Atomic Bomb Seals the Doom of Japanese Land
Atomic energy, the most powerful destructive force ever harnessed by man, is now turned loose on Japan by U.S. bombers thru which the Japanese face the threat of utter destruction and desolation; and their surrender may be greatly speeded…
Paul Jenkins, of Caddo was a worker for nine months on the atomic bomb plant in Washington, but he was not allowed to know much about what it was he was working on.
Ms. Sgt. Irlie R. Bardwell, who is home on sick leave from McCloskey Hospital after returning from overseas. He has been in three major battles for which he was awarded combat stars while serving with I Co. 145th Infantry Division in the Philippines. He is in Caddo visiting his mother and his sisters Irene and Cathlene.
W. B. Bardwell has 12 grandsons in the service.
Capt. James Mills is at home after sixteen months overseas in England and France. He is the son of Mr. and Mrs.
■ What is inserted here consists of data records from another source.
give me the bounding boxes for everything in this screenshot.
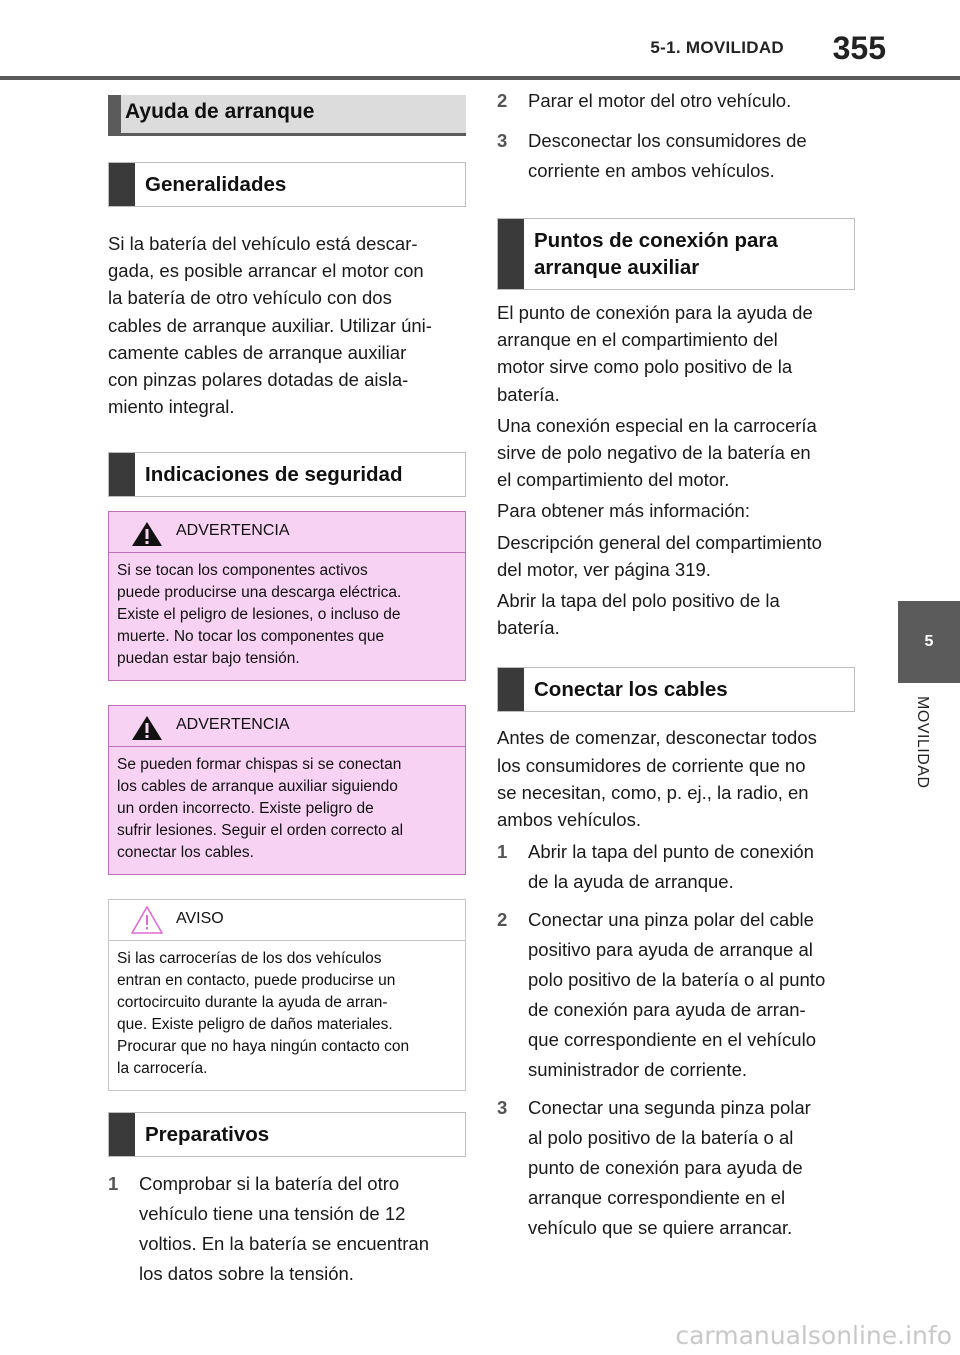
warning-label: ADVERTENCIA <box>176 716 290 734</box>
notice-triangle-icon <box>131 905 163 940</box>
paragraph: Antes de comenzar, desconectar todos los consumidores de corriente que no se necesitan, como, p. ej., la radio, en ambos vehículos. <box>497 727 817 831</box>
chapter-tab: 5 <box>898 601 960 683</box>
paragraph: El punto de conexión para la ayuda de arranque en el compartimiento del motor sirve como polo positivo de la batería. <box>497 302 813 405</box>
notice-title <box>109 900 465 941</box>
step-number: 3 <box>497 1097 508 1119</box>
step-item <box>497 126 855 186</box>
step-item <box>108 1169 466 1289</box>
notice-label: AVISO <box>176 910 224 928</box>
watermark: carmanualsonline.info <box>675 1321 952 1350</box>
step-item <box>497 86 855 116</box>
step-text: Conectar una pinza polar del cable positivo para ayuda de arranque al polo positivo de la batería o al punto de conexión para ayuda de arran- que correspondiente en el vehículo suministrador de corriente. <box>528 909 826 1081</box>
page-number: 355 <box>832 30 886 66</box>
paragraph: Una conexión especial en la carrocería sirve de polo negativo de la batería en el compartimiento del motor. <box>497 414 817 491</box>
step-number: 3 <box>497 130 508 151</box>
step-item <box>497 837 855 897</box>
paragraph: Descripción general del compartimiento del motor, ver página 319. <box>497 531 822 580</box>
subheading-generalidades <box>108 162 466 207</box>
heading-bar <box>108 95 121 133</box>
section-title: 5-1. MOVILIDAD <box>650 38 784 57</box>
subheading-puntos <box>497 218 855 290</box>
warning-triangle-icon <box>131 521 163 552</box>
chapter-side-label: MOVILIDAD <box>914 696 931 789</box>
paragraph-generalidades: Si la batería del vehículo está descar- gada, es posible arrancar el motor con la batería de otro vehículo con dos cables de arranque auxiliar. Utilizar úni- camente cables de arranque auxiliar con pinzas polares dotadas de aisla- miento integral. <box>108 233 432 418</box>
subheading-text: Puntos de conexión para arranque auxiliar <box>534 229 778 279</box>
subheading-bar <box>498 668 524 711</box>
subheading-bar <box>109 1113 135 1156</box>
subheading-text: Conectar los cables <box>534 678 728 702</box>
step-number: 1 <box>108 1173 119 1195</box>
subheading-bar <box>498 219 524 289</box>
step-text: Abrir la tapa del punto de conexión de la ayuda de arranque. <box>528 841 814 893</box>
left-column <box>108 95 466 1289</box>
warning-label: ADVERTENCIA <box>176 522 290 540</box>
warning-box <box>108 511 466 681</box>
warning-box <box>108 705 466 875</box>
step-number: 1 <box>497 841 508 863</box>
subheading-bar <box>109 453 135 496</box>
step-item <box>497 905 855 1085</box>
subheading-text: Indicaciones de seguridad <box>145 463 403 487</box>
warning-title <box>109 706 465 747</box>
notice-box <box>108 899 466 1091</box>
warning-title <box>109 512 465 553</box>
step-number: 2 <box>497 909 508 931</box>
subheading-conectar <box>497 667 855 712</box>
main-heading <box>108 95 466 136</box>
main-heading-text: Ayuda de arranque <box>125 100 315 123</box>
step-text: Parar el motor del otro vehículo. <box>528 90 792 111</box>
warning-text: Si se tocan los componentes activos puede producirse una descarga eléctrica. Existe el peligro de lesiones, o incluso de muerte. No tocar los componentes que puedan estar bajo tensión. <box>117 562 402 668</box>
subheading-text: Generalidades <box>145 173 287 196</box>
subheading-text: Preparativos <box>145 1123 270 1147</box>
right-column <box>497 86 855 1243</box>
notice-text: Si las carrocerías de los dos vehículos entran en contacto, puede producirse un cortocircuito durante la ayuda de arran- que. Existe peligro de daños materiales. Procurar que no haya ningún contacto con la carrocería. <box>117 950 410 1078</box>
paragraph: Para obtener más información: <box>497 500 750 522</box>
step-item <box>497 1093 855 1243</box>
step-text: Conectar una segunda pinza polar al polo positivo de la batería o al punto de conexión para ayuda de arranque correspondiente en el vehículo que se quiere arrancar. <box>528 1097 811 1239</box>
warning-text: Se pueden formar chispas si se conectan los cables de arranque auxiliar siguiendo un orden incorrecto. Existe peligro de sufrir lesiones. Seguir el orden correcto al conectar los cables. <box>117 756 404 862</box>
paragraph: Abrir la tapa del polo positivo de la batería. <box>497 590 780 639</box>
warning-triangle-icon <box>131 715 163 746</box>
step-number: 2 <box>497 90 508 111</box>
subheading-seguridad <box>108 452 466 497</box>
subheading-bar <box>109 163 135 206</box>
header-rule <box>0 76 960 80</box>
subheading-preparativos <box>108 1112 466 1157</box>
step-text: Comprobar si la batería del otro vehículo tiene una tensión de 12 voltios. En la batería se encuentran los datos sobre la tensión. <box>139 1173 430 1285</box>
step-text: Desconectar los consumidores de corriente en ambos vehículos. <box>528 130 807 181</box>
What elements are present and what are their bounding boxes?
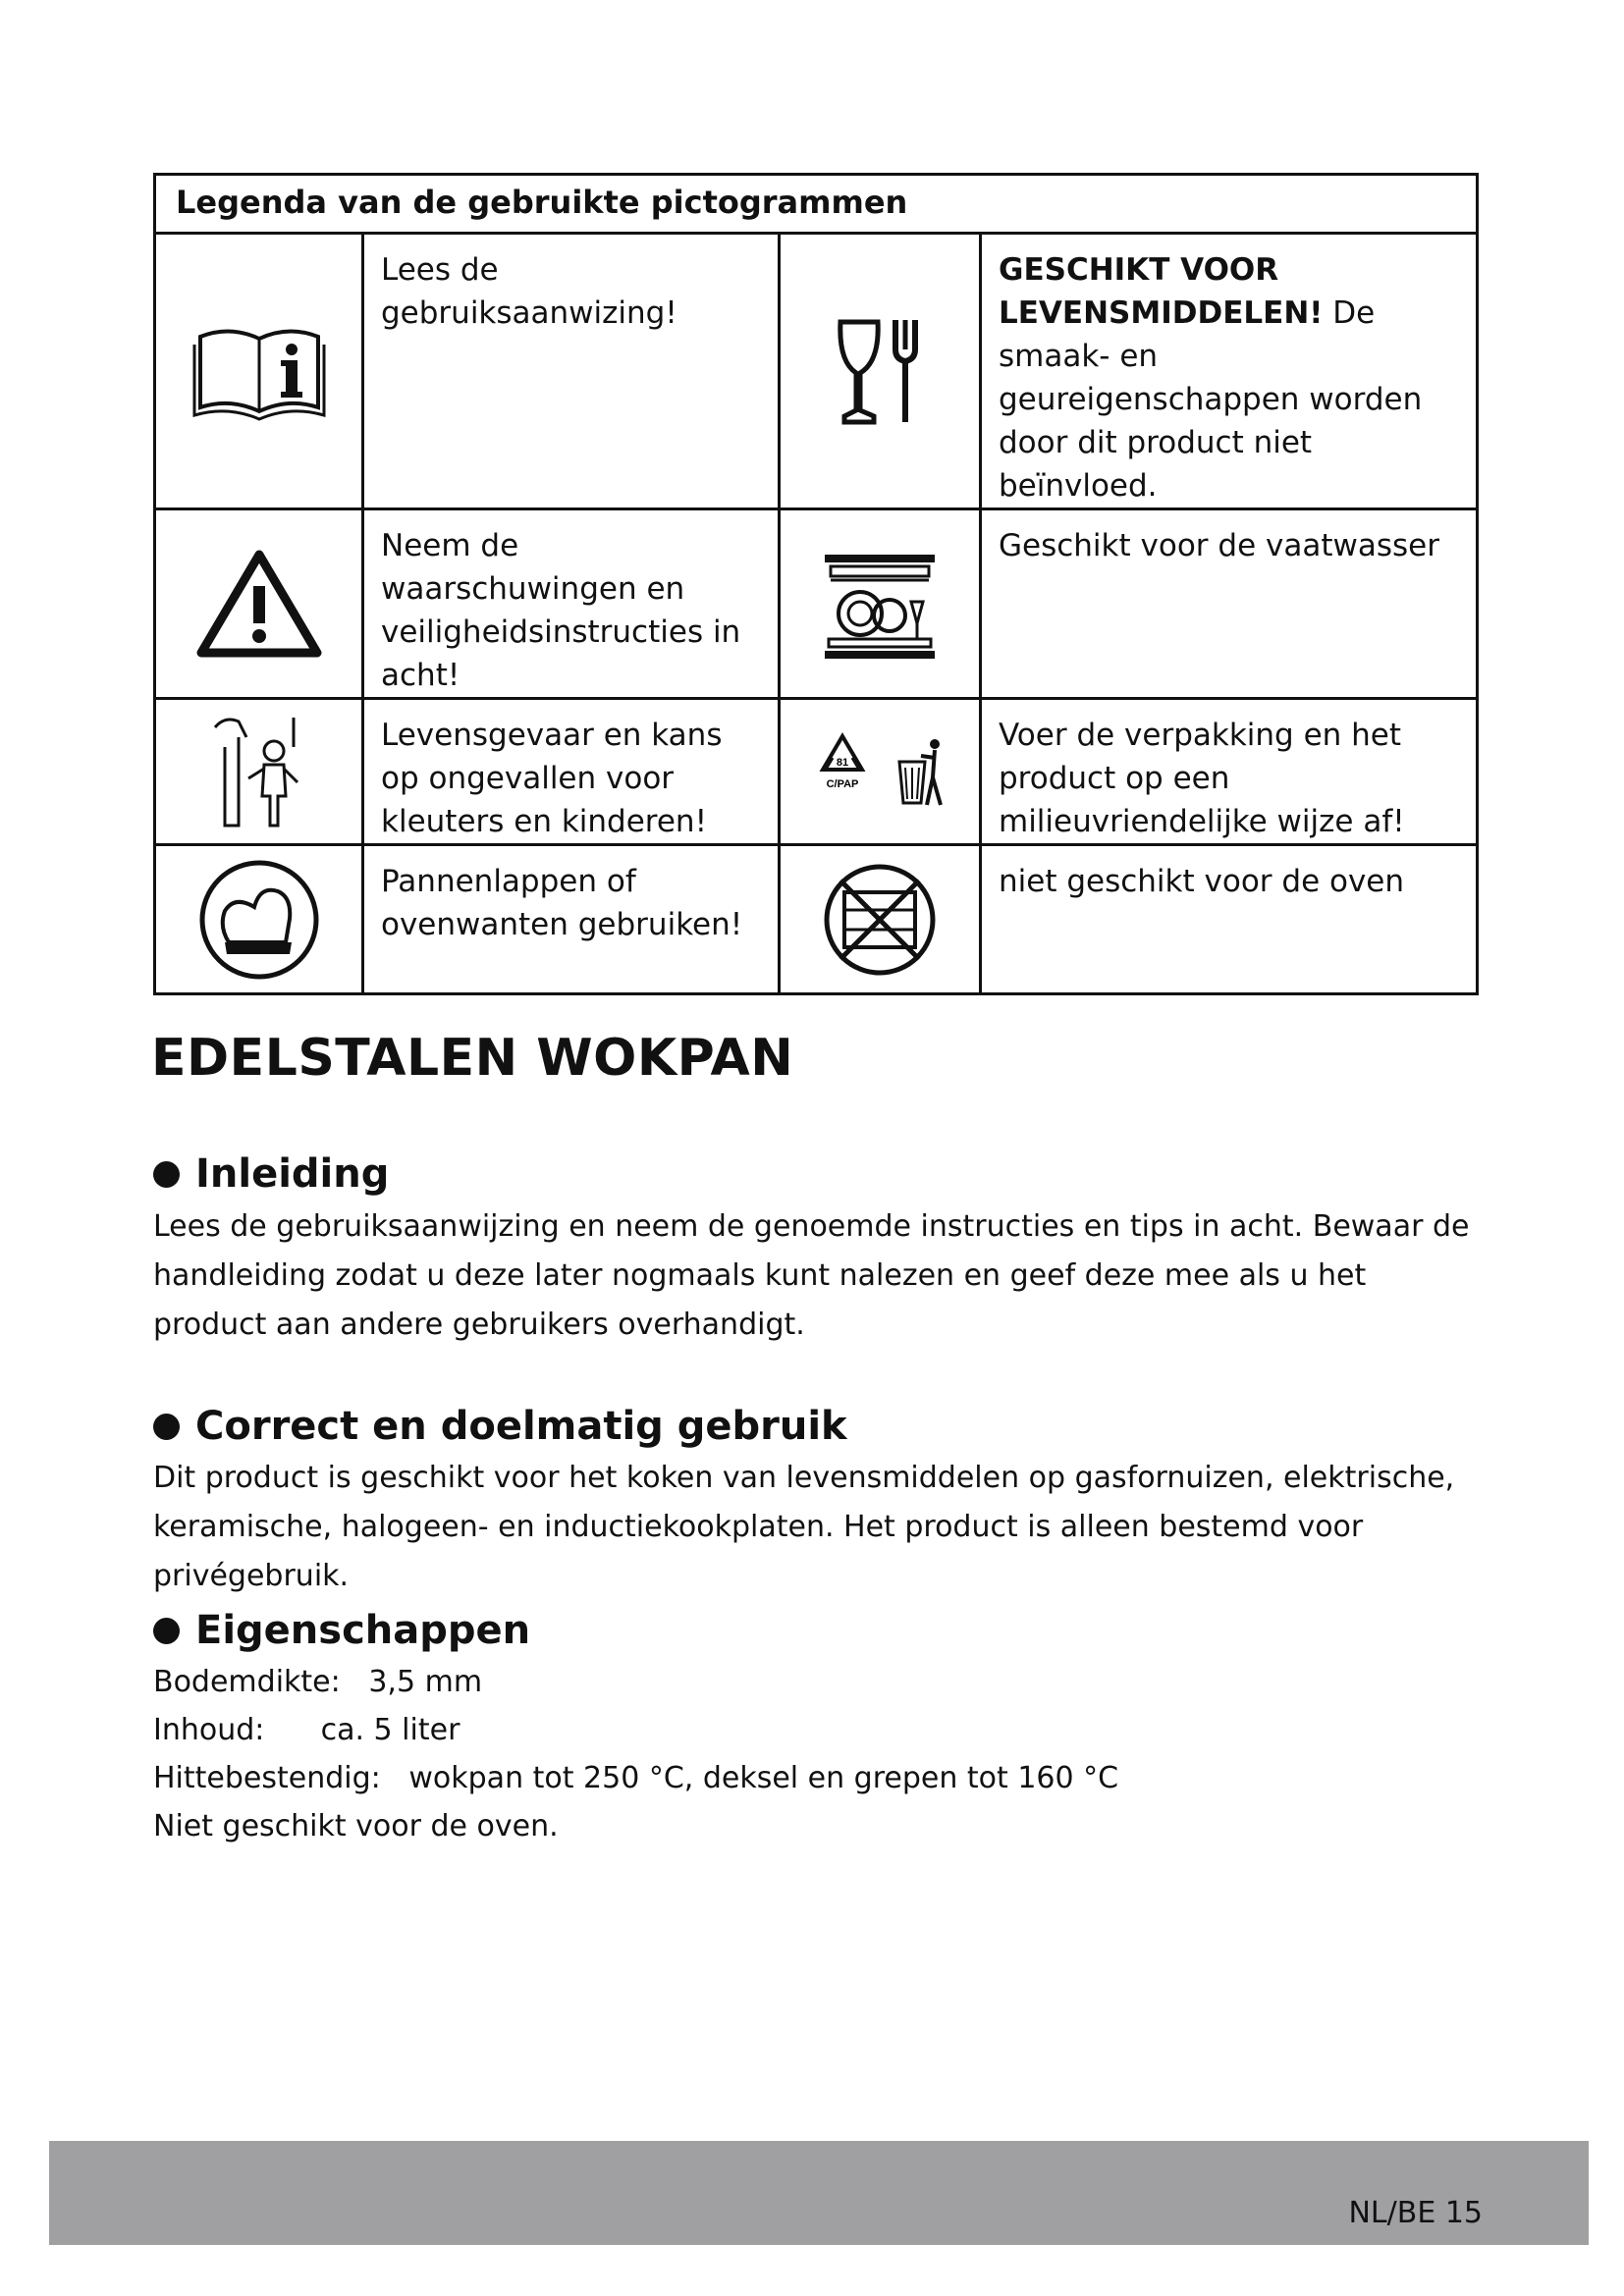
child-danger-icon <box>156 700 364 846</box>
warning-icon <box>156 510 364 700</box>
recycle-code-number: 81 <box>836 757 849 769</box>
oven-glove-icon <box>156 846 364 992</box>
section-heading-text: Eigenschappen <box>195 1608 531 1653</box>
dishwasher-safe-icon <box>781 510 982 700</box>
legend-text-dishwasher: Geschikt voor de vaatwasser <box>982 510 1476 700</box>
legend-title: Legenda van de gebruikte pictogrammen <box>156 176 1476 235</box>
spec-bodemdikte: Bodemdikte: 3,5 mm <box>153 1665 483 1699</box>
food-safe-icon <box>781 235 982 510</box>
food-safe-bold-text: GESCHIKT VOOR LEVENSMIDDELEN! <box>999 252 1324 331</box>
footer-bar <box>49 2141 1589 2245</box>
page-title: EDELSTALEN WOKPAN <box>151 1029 794 1088</box>
legend-text-read-manual: Lees de gebruiksaanwizing! <box>364 235 781 510</box>
legend-text-disposal: Voer de verpakking en het product op een milieuvriendelijke wijze af! <box>982 700 1476 846</box>
pictogram-legend-table <box>153 173 1479 995</box>
legend-text-warning: Neem de waarschuwingen en veiligheidsinstructies in acht! <box>364 510 781 700</box>
not-oven-safe-icon <box>781 846 982 992</box>
legend-text-food-safe <box>982 235 1476 510</box>
section-heading-text: Correct en doelmatig gebruik <box>195 1404 847 1449</box>
inleiding-paragraph: Lees de gebruiksaanwijzing en neem de genoemde instructies en tips in acht. Bewaar de handleiding zodat u deze later nogmaals kunt nalezen en geef deze mee als u het product aan andere gebruikers overhandigt. <box>153 1209 1470 1342</box>
gebruik-paragraph: Dit product is geschikt voor het koken van levensmiddelen op gasfornuizen, elektrische, keramische, halogeen- en inductiekookplaten. Het product is alleen bestemd voor privégebruik. <box>153 1461 1455 1593</box>
spec-inhoud: Inhoud: ca. 5 liter <box>153 1713 460 1747</box>
food-safe-description: De smaak- en geureigenschappen worden door dit product niet beïnvloed. <box>999 295 1423 504</box>
section-heading-gebruik <box>153 1404 847 1449</box>
spec-hittebestendig: Hittebestendig: wokpan tot 250 °C, deksel en grepen tot 160 °C <box>153 1761 1119 1795</box>
bullet-icon <box>153 1414 180 1440</box>
legend-text-oven-glove: Pannenlappen of ovenwanten gebruiken! <box>364 846 781 992</box>
page-number: NL/BE 15 <box>1348 2196 1483 2230</box>
section-heading-inleiding <box>153 1151 389 1197</box>
legend-text-not-oven-safe: niet geschikt voor de oven <box>999 864 1405 899</box>
spec-niet-oven: Niet geschikt voor de oven. <box>153 1809 559 1843</box>
legend-text-child-danger: Levensgevaar en kans op ongevallen voor kleuters en kinderen! <box>364 700 781 846</box>
read-manual-icon <box>156 235 364 510</box>
bullet-icon <box>153 1618 180 1644</box>
recycle-disposal-icon <box>781 700 982 846</box>
bullet-icon <box>153 1161 180 1188</box>
section-heading-eigenschappen <box>153 1608 530 1653</box>
recycle-code-label: C/PAP <box>826 778 859 790</box>
section-heading-text: Inleiding <box>195 1151 390 1197</box>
J.W. Mills.
I. A. Harris received a parcel Monday from his son Charles in Germany that contained a large German swastika flag, two long knives, three field glasses and two small knives that he captured in Germany. Charles was with Gen. Patton in the Third army in its swipe through Germany, and captured these and many other articles of the Germans, which he kept as war booty. More of it is on the way home. Charles also is on this way home, but does not have any idea of when he will arrive.